В абортарии очередь, в ней сидят: равнодушная полная мещанка, веселая элегантная дама, испуганная девушка в обмороке с мамашей. Понаблюдав беленькую изнанку жизни, Люда высовывается в окно, видит разнокалиберных младенцев, рвет номерок и убегает. Собирает вещи и уезжает с Ярославского вокзала в новую жизнь, на волю, в пампасы, оставив дуракам записку: "Надоела ваша Мещанская".
Финал: в то время как Люда уносится на поезде подальше от Москвы, и волосы ее треплет свежий креозотно-гудроновый ветер перемен, Коля и Володя лежат в душной квартирке и сомнамбулически переговариваются: "Не выпить ли чаю, Володя?" "А варенье-то осталось, Коля?"

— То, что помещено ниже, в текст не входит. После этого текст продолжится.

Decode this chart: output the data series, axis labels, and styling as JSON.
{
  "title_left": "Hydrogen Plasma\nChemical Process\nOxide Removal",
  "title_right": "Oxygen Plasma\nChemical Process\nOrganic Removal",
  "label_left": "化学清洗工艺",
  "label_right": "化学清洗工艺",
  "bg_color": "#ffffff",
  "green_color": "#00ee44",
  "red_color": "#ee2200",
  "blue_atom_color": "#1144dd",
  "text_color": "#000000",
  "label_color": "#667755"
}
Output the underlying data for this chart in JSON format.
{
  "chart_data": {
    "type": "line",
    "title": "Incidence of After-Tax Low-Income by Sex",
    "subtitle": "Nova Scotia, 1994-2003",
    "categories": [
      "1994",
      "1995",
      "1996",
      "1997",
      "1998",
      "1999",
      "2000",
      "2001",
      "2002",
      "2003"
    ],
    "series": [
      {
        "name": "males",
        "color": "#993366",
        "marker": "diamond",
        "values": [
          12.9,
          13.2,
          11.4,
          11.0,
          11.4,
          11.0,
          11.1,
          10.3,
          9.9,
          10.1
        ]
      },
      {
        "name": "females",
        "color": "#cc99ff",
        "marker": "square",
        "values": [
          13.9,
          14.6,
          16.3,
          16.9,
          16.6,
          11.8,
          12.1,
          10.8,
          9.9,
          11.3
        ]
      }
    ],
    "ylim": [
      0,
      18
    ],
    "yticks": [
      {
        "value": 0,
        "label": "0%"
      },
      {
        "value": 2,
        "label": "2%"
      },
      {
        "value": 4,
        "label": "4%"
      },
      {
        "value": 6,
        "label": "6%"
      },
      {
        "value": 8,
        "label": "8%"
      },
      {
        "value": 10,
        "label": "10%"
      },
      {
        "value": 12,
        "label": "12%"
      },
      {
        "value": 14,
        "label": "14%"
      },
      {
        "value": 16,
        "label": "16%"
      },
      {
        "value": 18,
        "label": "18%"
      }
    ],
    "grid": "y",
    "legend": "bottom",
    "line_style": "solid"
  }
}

Несмотря на простоту, фильм сложен из груды нюансов. Роом ловко противопоставляет умытость и деловитость солнечной Москвы темной норе, в которой проживают герои. Он показывает быт как камень преткновения, как стенку, в которую упираются и останавливаются мужчины, а женщины смотрят сквозь и легко преодолевают. Не могу сказать, что было нормальным для семей тридцатых годов, но после первых же кадров я готова была идти и требовать снятия с домохозяек статуса бесплатной прислуги. Для сценаристов синоним мещанства — чай с вареньем, этот чай с вареньем Роом протаскивает через весь фильм и весь фильм над ним посмеивается. Самое восхитительное в "Третьей Мещанской" — это то, как актеры живут на экране. Вот Люда открывает окно, отталкивая его от себя досадливым и усталым жестом (красивый жест, жаль, что теперь окна не открываются наружу). Никакой наигранности, лица и движения без прикрас и томной многозначительности. Если же томная многозначительность появляется, она выглядит как отчетливый ход, как оглобля, поворачивающая сюжет. Если игра — отражение действительности, выходит, действительность тогда была не такой фальшивой, как сейчас. Я почувствовала ностальгию по утерянному нэпу, по времени, когда люди еще не совсем разобрались, где они живут, поэтому не были винтиками, наслаждались остатками свобод и даже последний пролетарий стремился облачить свое смутно угадываемое человеческое достоинство в чистые одежды и хорошие манеры. Я впервые посмотрела на черно-белый немой фильм не как на трогательный анахронизм, а как на жанр, средство художественного выражения — особое, неповторимого очарования средство. Володя (не Фогель) последние две недели терзает всех вопросом, что такое Родина и с чего она начинается, так вот я поняла: она начинается с хорошего отечественного кино.